Sympathique bouquin pas très long regroupant à la fois à proprement parler "les récits d'un jeune médecin" ainsi que deux nouvelles "morphine" et "les aventures singulières d'un docteur" qui fonctionnent assez bien les unes à la suite des autres.
La première partie est très intéressante et narre les aventures d'un jeune médecin tout juste sorti de l'université dans son premier poste au fin-fond de la campagne Russe, perdu loin de toute aide et qui se retrouve donc du jour au lendemain livré à lui-même, quelque peu écrasé à la fois par le poids de la responsabilité, par son angoisse et ses doutes envers ses propres compétences.
Les chapitres sont construits à peu près tous autour d'un cas médical différent dans un ordre plus ou moins chronologique.
Boulgakov étant l'auteur que l'on connait, le style littéraire est très agréable et fluide et fort bien immersif, il faut le dire.
Cependant si les premiers cas sont très intéressants quant à la description de la position angoissante du médecin doutant de lui face à une opération sensible, elle devient un peu répétitive à la longue car suivant toujours la même construction: le médecin doute de ses compétences, une opération très difficile se présente, il stresse à mort et voudrait se trouver à la ville avec de l'aide, puis finalement face à l'urgence il retrouve tous ses moyens et fait une opération d'une virtuosité digne d'un doyen en chirurgie et quand l'infirmière lui dit qu'il a géré il se demande si elle se moque de lui et puis en fait non elle ne se moque pas et il est trop fort.
Voilà.
Au risque de faire un spoiler, le fait qu'il ne nous décrive pas un seul cas où le patient décède mais uniquement des cas de miracles chirurgicaux casse un peu le suspense. C'est dire, en vérité le seul décès de patient n'est pas du tout de son fait mais simplement lié au fait qu'il arrive trop tard quand un confrère lui demande de venir l'aider.
On a un peu l'impression qu'il se donne le beau rôle.
M'enfin je suis sympa, je lui laisse le bénéfice du doute: peut-être qu'il n'a effectivement jamais rien foiré et qu'il est le mozart de la chirurgie.
Mais dans ce cas-là, on peut se dire que c'est tout de même dommage que Boulgakov ait laissé tomber la médecine pour devenir écrivain ^_^
La deuxième partie (Morphine) est un récit vraiment très passionnant, ai-je trouvé.
Il décrit l'histoire d'un médecin devenant morphinomane rapportée via le journal de ce dernier qu'il lègue à Boulgakov.

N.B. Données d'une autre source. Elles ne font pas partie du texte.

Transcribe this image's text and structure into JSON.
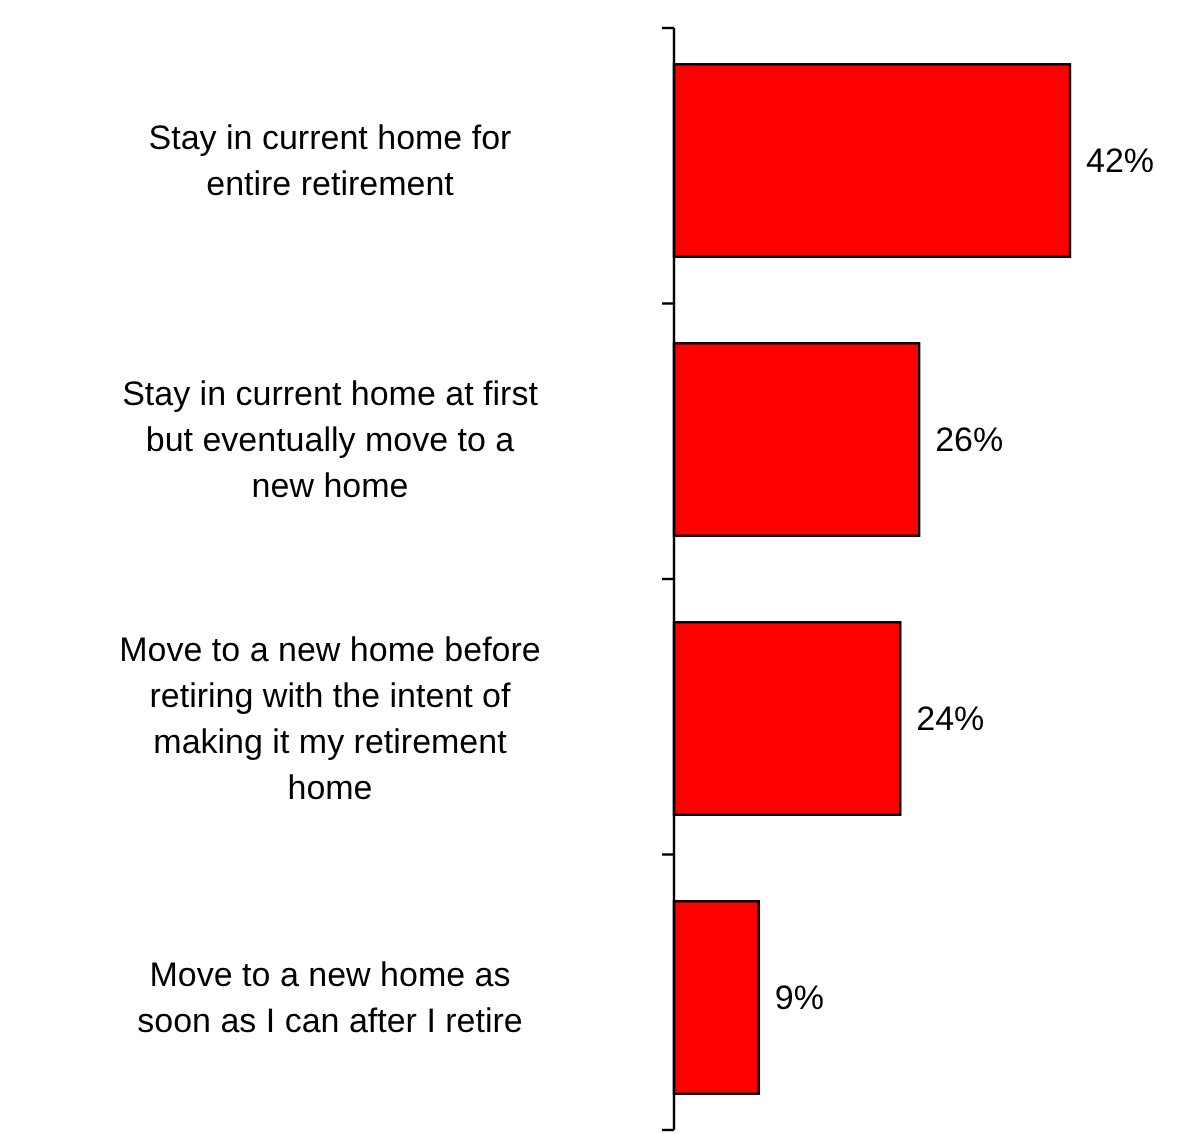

La descente progressive aux enfers est bien rendue, avec sa cyclothymie selon si le sujet vient juste de s'injecter le produit et est encore dans un état euphorique ou si le contre-coup dépressif l'a saisi. On observe au fil du temps que les périodes dépressives prennent de plus en plus le dessus sur l'euphorie jusqu'à aboutir à une issue fatale.
Il est à noter que Boulgakov ayant lui-même été morphinomane après un typhus, le récit comporte certainement une part auto-biographique bien que l'auteur prête ici l'expérience à une tierce personne.
La dernière partie quant à elle m'a laissée un peu étonnée et n'a pas vraiment d'intérêt à mes yeux tant sa construction lacunaire est bizarre (c'est sensé être des parties d'un journal d'un médecin de guerre dont des passages entiers n'auraient pas été lisibles. Donc c'est tout lacunaire et voilà).